NBA: Who's Better, Chris Bosh or Kevin Love?

Charles BennettSenior Analyst ISeptember 24, 2011

LOS ANGELES, CA - SEPTEMBER 03:  NBA player Kevin Love and NBA player Chris Bosh  battle it out at the First-Ever Call of Duty XP at the Stages at Playa Vista on September 3, 2011 in Los Angeles, California.  (Photo by John Sciulli/Getty Images for Activision)
John Sciulli/Getty Images

This is a serious question, folks, with major ramifications—a spot on the 2012 Olympic team at forward or center could come down to these two guys.

Chris Bosh is definitely the more hyped of the two. He was the primary option in Toronto, played on the 2008 Olympic team, and then took his talents to South Beach last season. A recent article takes it for granted that Bosh will be on the Olympic team and one of the best players at the tournament.  He was an All-Star reserve last season, although he may not have really earned that honor.

In his third season, Kevin Love had a breakout one, winning Most Improved Player honors, making the All-Star team, and leading the league in rebounding.

So who's better?

The answer is Love, at this point in his career.

Looking at points per game, Love had the better season this year, but Bosh has the better career scoring average and the highest season PPG total. Bosh is a better field goal shooter, but Love is a better free-throw and three-point shooter. In terms of rebounding, Love averaged 15 rebounds last season, and 11 rebounds in 2009-10. Bosh has never averaged 11 rebounds at any point. Love also has a career rebound average two boards higher than Bosh, despite being two inches shorter.

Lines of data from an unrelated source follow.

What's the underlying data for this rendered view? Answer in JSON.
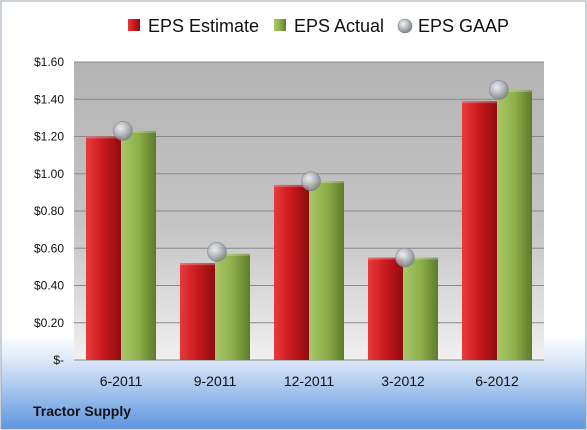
{
  "company": "Tractor Supply",
  "chart_data": {
    "type": "bar",
    "categories": [
      "6-2011",
      "9-2011",
      "12-2011",
      "3-2012",
      "6-2012"
    ],
    "series": [
      {
        "name": "EPS Estimate",
        "kind": "bar",
        "color": "#c8191e",
        "values": [
          1.2,
          0.52,
          0.94,
          0.55,
          1.39
        ]
      },
      {
        "name": "EPS Actual",
        "kind": "bar",
        "color": "#8db04a",
        "values": [
          1.23,
          0.57,
          0.96,
          0.55,
          1.45
        ]
      },
      {
        "name": "EPS GAAP",
        "kind": "marker",
        "color": "#a9adb5",
        "values": [
          1.23,
          0.58,
          0.96,
          0.55,
          1.45
        ]
      }
    ],
    "ylim": [
      0,
      1.6
    ],
    "yticks": [
      0,
      0.2,
      0.4,
      0.6,
      0.8,
      1.0,
      1.2,
      1.4,
      1.6
    ],
    "ytick_labels": [
      "$-",
      "$0.20",
      "$0.40",
      "$0.60",
      "$0.80",
      "$1.00",
      "$1.20",
      "$1.40",
      "$1.60"
    ],
    "grid": true,
    "legend_position": "top"
  }
}
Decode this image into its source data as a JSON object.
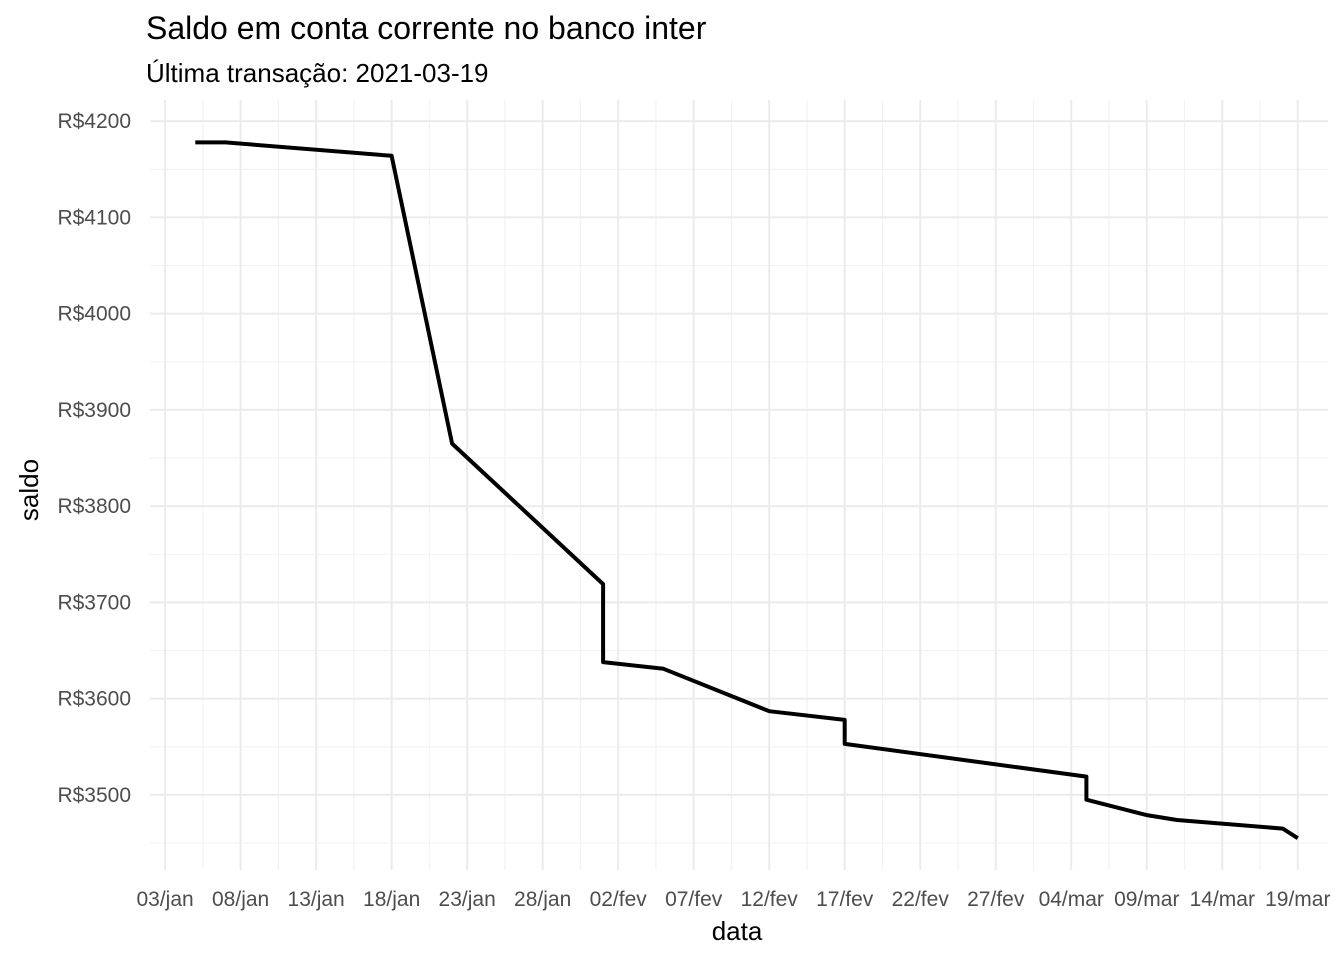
{
  "chart_data": {
    "type": "line",
    "title": "Saldo em conta corrente no banco inter",
    "subtitle": "Última transação: 2021-03-19",
    "xlabel": "data",
    "ylabel": "saldo",
    "xlim": [
      "2021-01-02",
      "2021-03-21"
    ],
    "ylim": [
      3422,
      4222
    ],
    "x_ticks": [
      {
        "date": "2021-01-03",
        "label": "03/jan"
      },
      {
        "date": "2021-01-08",
        "label": "08/jan"
      },
      {
        "date": "2021-01-13",
        "label": "13/jan"
      },
      {
        "date": "2021-01-18",
        "label": "18/jan"
      },
      {
        "date": "2021-01-23",
        "label": "23/jan"
      },
      {
        "date": "2021-01-28",
        "label": "28/jan"
      },
      {
        "date": "2021-02-02",
        "label": "02/fev"
      },
      {
        "date": "2021-02-07",
        "label": "07/fev"
      },
      {
        "date": "2021-02-12",
        "label": "12/fev"
      },
      {
        "date": "2021-02-17",
        "label": "17/fev"
      },
      {
        "date": "2021-02-22",
        "label": "22/fev"
      },
      {
        "date": "2021-02-27",
        "label": "27/fev"
      },
      {
        "date": "2021-03-04",
        "label": "04/mar"
      },
      {
        "date": "2021-03-09",
        "label": "09/mar"
      },
      {
        "date": "2021-03-14",
        "label": "14/mar"
      },
      {
        "date": "2021-03-19",
        "label": "19/mar"
      }
    ],
    "y_ticks": [
      {
        "value": 3500,
        "label": "R$3500"
      },
      {
        "value": 3600,
        "label": "R$3600"
      },
      {
        "value": 3700,
        "label": "R$3700"
      },
      {
        "value": 3800,
        "label": "R$3800"
      },
      {
        "value": 3900,
        "label": "R$3900"
      },
      {
        "value": 4000,
        "label": "R$4000"
      },
      {
        "value": 4100,
        "label": "R$4100"
      },
      {
        "value": 4200,
        "label": "R$4200"
      }
    ],
    "grid": true,
    "series": [
      {
        "color": "#000000",
        "points": [
          {
            "x": "2021-01-05",
            "y": 4178
          },
          {
            "x": "2021-01-07",
            "y": 4178
          },
          {
            "x": "2021-01-18",
            "y": 4164
          },
          {
            "x": "2021-01-22",
            "y": 3865
          },
          {
            "x": "2021-02-01",
            "y": 3719
          },
          {
            "x": "2021-02-01",
            "y": 3638
          },
          {
            "x": "2021-02-05",
            "y": 3631
          },
          {
            "x": "2021-02-12",
            "y": 3587
          },
          {
            "x": "2021-02-17",
            "y": 3578
          },
          {
            "x": "2021-02-17",
            "y": 3553
          },
          {
            "x": "2021-03-05",
            "y": 3519
          },
          {
            "x": "2021-03-05",
            "y": 3495
          },
          {
            "x": "2021-03-09",
            "y": 3479
          },
          {
            "x": "2021-03-11",
            "y": 3474
          },
          {
            "x": "2021-03-18",
            "y": 3465
          },
          {
            "x": "2021-03-19",
            "y": 3455
          }
        ]
      }
    ]
  }
}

In term of sabre-metrics, Love had more win shares in 2010-11 than Bosh, 11.4 to 10.3. This despite playing fewer minutes than Bosh, and playing on a team that had only. You might argue that Bosh's dip in win shares was due to not being the primary option, but no, Bosh has never had more than 10.3 win shares in his career. Love also had slightly better offensive and defensive ratings this season.

In terms of potential unrealized, I'd give that to Love, because he has more seasons ahead of him than Bosh does.

You can't bring up the rings argument, because neither of them has one.  Although I might go so far as to argue that the Heat would have won that ring if they'd have 2010-11 Love instead of 2010-11 Bosh.  Playoff performance isn't much of an issue either, as neither has had much postseason success as the primary option for their team (Bosh's Toronto teams never made it out of the first round and won a total of three playoff games).  So our argument has to be mostly decided on stats. 

Bottom line—Bosh is hype, Love is hustle.